One of the difficulties in all this is that Pleistocene culture, whatever it was, is so remote from our own. The closest that we can come now to understanding what art might have been then is a study of cultures that are separate from ours and closer to their stone-age roots. Unfortunately, most of these societies do not have a notion of art remotely resembling ours and, although they exhibit cultural activities and artefacts that look like art to us, this may only be because we do not understand how those artefacts are used. Is a boomerang a beautiful object we enjoy for its own sake or a tool beautifully designed for killing birds? If it is the latter, is it a work of art?
Dutton tries to dodge this question by appealing to a “natural category”, “a cluster concept” that consists of 12 loosely associated characteristics like skill, style, criticism, tradition and imaginative experience. He derives these from a study of artefacts and cultural practices across a range of societies, and he uses it to argue that, although society X has no notion of art as we know it, the fact that their ancestor dolls, say, are produced with skill within a particular tradition and are subject to criticism makes them works of art.
I fear that this won’t do. In the first place, the argument seems circular. Art is susceptible to Darwinian explanation if it is a universal cultural phenomenon. It is a universal cultural phenomenon because we have defined it in terms of characteristics that are common across all cultures.

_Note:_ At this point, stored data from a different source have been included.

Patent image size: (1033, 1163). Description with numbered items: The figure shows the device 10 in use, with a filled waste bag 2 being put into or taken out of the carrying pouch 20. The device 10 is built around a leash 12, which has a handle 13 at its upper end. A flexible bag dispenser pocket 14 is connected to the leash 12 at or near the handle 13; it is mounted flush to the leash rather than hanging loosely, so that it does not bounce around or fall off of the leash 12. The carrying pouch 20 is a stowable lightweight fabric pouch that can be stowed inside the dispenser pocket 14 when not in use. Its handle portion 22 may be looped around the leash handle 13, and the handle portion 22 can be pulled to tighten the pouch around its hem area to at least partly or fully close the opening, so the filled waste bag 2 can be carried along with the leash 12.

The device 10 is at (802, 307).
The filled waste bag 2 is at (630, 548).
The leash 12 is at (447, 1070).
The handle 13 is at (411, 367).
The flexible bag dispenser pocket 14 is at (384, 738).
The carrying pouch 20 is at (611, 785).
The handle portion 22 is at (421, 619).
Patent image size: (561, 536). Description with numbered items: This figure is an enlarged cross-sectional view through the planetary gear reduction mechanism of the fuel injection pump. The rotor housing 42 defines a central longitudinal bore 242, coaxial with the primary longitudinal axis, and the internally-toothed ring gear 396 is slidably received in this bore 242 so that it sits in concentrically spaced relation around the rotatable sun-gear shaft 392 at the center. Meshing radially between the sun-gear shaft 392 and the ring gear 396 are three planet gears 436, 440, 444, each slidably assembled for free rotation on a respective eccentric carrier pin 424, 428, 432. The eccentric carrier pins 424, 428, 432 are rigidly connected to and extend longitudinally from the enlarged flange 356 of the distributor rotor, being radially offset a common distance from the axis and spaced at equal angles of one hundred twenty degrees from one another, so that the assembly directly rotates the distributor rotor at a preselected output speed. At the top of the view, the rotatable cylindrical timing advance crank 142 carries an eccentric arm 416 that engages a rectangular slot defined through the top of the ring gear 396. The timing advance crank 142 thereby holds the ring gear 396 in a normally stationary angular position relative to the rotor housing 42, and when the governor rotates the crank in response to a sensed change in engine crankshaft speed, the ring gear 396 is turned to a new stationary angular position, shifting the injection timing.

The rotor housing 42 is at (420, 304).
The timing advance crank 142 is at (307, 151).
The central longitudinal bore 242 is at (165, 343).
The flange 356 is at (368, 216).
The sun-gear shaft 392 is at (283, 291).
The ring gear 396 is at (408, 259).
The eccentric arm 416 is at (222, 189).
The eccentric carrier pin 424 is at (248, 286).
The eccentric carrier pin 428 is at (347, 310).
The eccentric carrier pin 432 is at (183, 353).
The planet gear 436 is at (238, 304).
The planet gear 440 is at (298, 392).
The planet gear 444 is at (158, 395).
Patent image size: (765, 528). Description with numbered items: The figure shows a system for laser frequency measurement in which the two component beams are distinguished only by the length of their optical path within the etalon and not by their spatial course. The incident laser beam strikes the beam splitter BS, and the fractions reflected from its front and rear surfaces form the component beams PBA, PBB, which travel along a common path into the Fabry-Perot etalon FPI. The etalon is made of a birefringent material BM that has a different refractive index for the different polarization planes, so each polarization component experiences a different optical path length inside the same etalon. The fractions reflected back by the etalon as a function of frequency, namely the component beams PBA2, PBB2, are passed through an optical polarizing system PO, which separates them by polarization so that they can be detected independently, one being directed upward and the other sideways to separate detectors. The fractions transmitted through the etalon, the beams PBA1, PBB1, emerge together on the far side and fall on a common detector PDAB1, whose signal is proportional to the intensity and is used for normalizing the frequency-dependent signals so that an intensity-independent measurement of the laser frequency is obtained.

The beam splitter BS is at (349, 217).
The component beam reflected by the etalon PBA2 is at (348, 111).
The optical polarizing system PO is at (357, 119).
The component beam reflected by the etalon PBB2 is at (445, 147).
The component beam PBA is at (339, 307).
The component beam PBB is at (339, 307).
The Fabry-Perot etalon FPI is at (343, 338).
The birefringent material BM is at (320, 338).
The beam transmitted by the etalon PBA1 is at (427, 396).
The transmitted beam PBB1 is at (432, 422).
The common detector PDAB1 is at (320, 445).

In the second place, I can’t see how we can talk sensibly about art without taking into account the agent’s perspective – what is it like to write a poem and to read one, to paint a picture and to look at one, to compose a tune and to listen to one. From this perspective, it seems to me, art is a modern phenomenon. For most societies other than our own, there is no such thing as an aesthetic experience as we know it. When 15th century Russian peasants looked at an icon of St Andrew, they did not experience it in the way we experience it now.
Thus when Boyd ponders “art’s once intimate alliance with religion”, he is making a distinction that is only possible to the modern mind. If this is so, it seems to me, an evolutionary explanation of art, seductive though it might be to the reductive temperament, is about as enlightening as an evolutionary explanation of computer technology.